Many high-level languages require compilers that are written for a particular computer system. Compilers are programs that translate human-readable programs written in high-level languages to the machine language that executes on the processor. Hence, a compiler can be considered as a “translator” for high level languages, converting source code, or code written by a (human) programmer as text, into assembly code or a similar low-level language. The assembly code is then converted to an intermediate object code. Object code can still not be directly executed on a CPU. Therefore, in a subsequent step, the object code is integrated with code libraries that contain object code for useful tools, such as I/O routines. This process of combining the object code from the source code and object code from the code libraries is called linking. The link step uses a special systems program called the linker. The linker integrates multiple files of object code to create an executable module, which runs on the CPU.
Other high-level languages, like Python, are interpreted languages that require an interpreter program on each machine on which the code is executed. The main difference between compiled and interpreted languages is that in the former, an entire program is translated (possibly after a number of intermediate steps) into machine language, which executes directly on the CPU. In other words, the CPU is, in a sense, running a machine language program. In interpreted languages, in contrast, each line is translated into machine code, one line at a time, and subsequently executed by the CPU. Compiled code is therefore more efficient than interpreted code. However, as explained in a subsequent section, interpreted languages have several advantages, especially users in the digital humanities and for users that are not computer scientists or professionals, and in cases where high-performance is not stringently required.
The following subsections describe a very broad genealogy of high-level programming languages and their applications. The dates for the subsection titles indicate only the general time frame in which the language was initially developed. Many of the early programming languages described here still enjoy widespread usage in the present day.
1950s
One of the first high-level languages, and one that is still widely used in the present day, is FORTRAN (or Fortran). FORTRAN, or the FORmula TRANslation or FORmula TRANslator language, was developed by American computer scientist John Backus in the 1950s. The language was originally developed for scientific, engineering, and mathematical applications, which were the main source of demand for computation. The groundbreaking innovation of FORTRAN was that the language employed algebraic notation and reflected the architecture of a particular type of machine being programmed. Although it lacked some of the structured control statements and data structures available in subsequent high-level languages, FORTRAN became extremely popular with scientists and engineers for its support for algebraic notation and floating-point numbers. FORTRAN has undergone many revisions since its inception. Major versions include FORTRAN II and FORTRAN III (both in 1958), FORTRAN IV (1961), FORTRAN 66 (1966), FORTRAN 77, which became informally known as Fortran 90 (1977), and Fortran 95, which introduced many extensions, including high-performance computing features. The current version of FORTRAN in use as of August 2021 is Fortran 2018.
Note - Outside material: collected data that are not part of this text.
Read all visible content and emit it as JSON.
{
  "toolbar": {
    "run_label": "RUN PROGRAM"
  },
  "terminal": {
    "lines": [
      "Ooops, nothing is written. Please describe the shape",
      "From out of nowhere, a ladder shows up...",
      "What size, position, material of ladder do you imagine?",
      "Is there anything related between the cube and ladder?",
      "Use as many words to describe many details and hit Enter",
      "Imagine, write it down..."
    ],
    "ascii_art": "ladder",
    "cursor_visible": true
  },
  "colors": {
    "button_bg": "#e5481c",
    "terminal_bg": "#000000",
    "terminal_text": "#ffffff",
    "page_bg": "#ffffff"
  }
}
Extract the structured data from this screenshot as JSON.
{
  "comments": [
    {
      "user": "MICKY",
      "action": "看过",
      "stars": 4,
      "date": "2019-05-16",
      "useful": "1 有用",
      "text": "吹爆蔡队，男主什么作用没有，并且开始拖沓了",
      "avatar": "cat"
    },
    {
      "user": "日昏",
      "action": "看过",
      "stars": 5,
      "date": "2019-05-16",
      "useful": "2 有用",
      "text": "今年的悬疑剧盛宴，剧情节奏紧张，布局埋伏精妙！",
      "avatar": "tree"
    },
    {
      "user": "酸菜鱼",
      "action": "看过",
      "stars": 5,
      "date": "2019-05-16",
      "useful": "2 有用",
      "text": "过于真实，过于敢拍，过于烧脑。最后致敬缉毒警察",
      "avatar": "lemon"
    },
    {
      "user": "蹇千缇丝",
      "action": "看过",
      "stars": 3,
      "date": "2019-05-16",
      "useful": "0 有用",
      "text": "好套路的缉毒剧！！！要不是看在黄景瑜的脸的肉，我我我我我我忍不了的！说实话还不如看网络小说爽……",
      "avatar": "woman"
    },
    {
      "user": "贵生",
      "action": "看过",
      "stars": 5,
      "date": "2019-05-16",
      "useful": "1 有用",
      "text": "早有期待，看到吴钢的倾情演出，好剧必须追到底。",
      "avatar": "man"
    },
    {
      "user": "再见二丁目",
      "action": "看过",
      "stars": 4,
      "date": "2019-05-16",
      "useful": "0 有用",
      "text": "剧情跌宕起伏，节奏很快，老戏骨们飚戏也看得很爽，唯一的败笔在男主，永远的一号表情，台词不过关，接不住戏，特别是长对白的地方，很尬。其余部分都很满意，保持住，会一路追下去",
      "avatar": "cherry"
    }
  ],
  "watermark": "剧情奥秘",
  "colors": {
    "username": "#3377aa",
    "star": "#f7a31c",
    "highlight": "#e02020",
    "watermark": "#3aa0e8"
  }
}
FORTRAN is a highly efficient language, and therefore the language, which now supports parallel computation, is still used for high-performance computing applications. As of December 2021, it held position #17 on the Tiobe Index.
The COBOL language, developed in 1959-1960, is the Common Business-Oriented Language. In 1959, it was developed by a group of computer professionals called the Conference on Data Systems Languages (CODASYL). Admiral Grace Hopper (1906 – 1992) participated in this group. CODASYL was an information technology industry consortium that was formed to guide the development of a standard programming language. COBOL was the first programming language whose use was mandated by the United States Department of Defense. COBOL is still the most widely used programming language for business applications, mostly because of the large amount of legacy software originally written in COBOL and still updated and used in the present. Many current systems can be considered legacy applications, whose code base may have been developed several decades ago. COBOL programmers are therefore in demand to maintain these large software systems. This fact was highlighted in the late 1990s with the realization that COBOL programs that encoded the last two digits of years (e.g., coding 1984 as 84) to save space (which was at a premium in early systems on which these COBOL programs ran), were not able to handle years in the new millennium. This problem, affecting many large-scale computer systems written in a variety of languages, and not just COBOL, became known as the Y2K problem. Consequently, programmers needed to undertake a painstakingly detailed examination of a vast number of large systems written in COBOL to correct the problems. As of December 2021, COBOL is listed at position #23 in the Tiobe Index.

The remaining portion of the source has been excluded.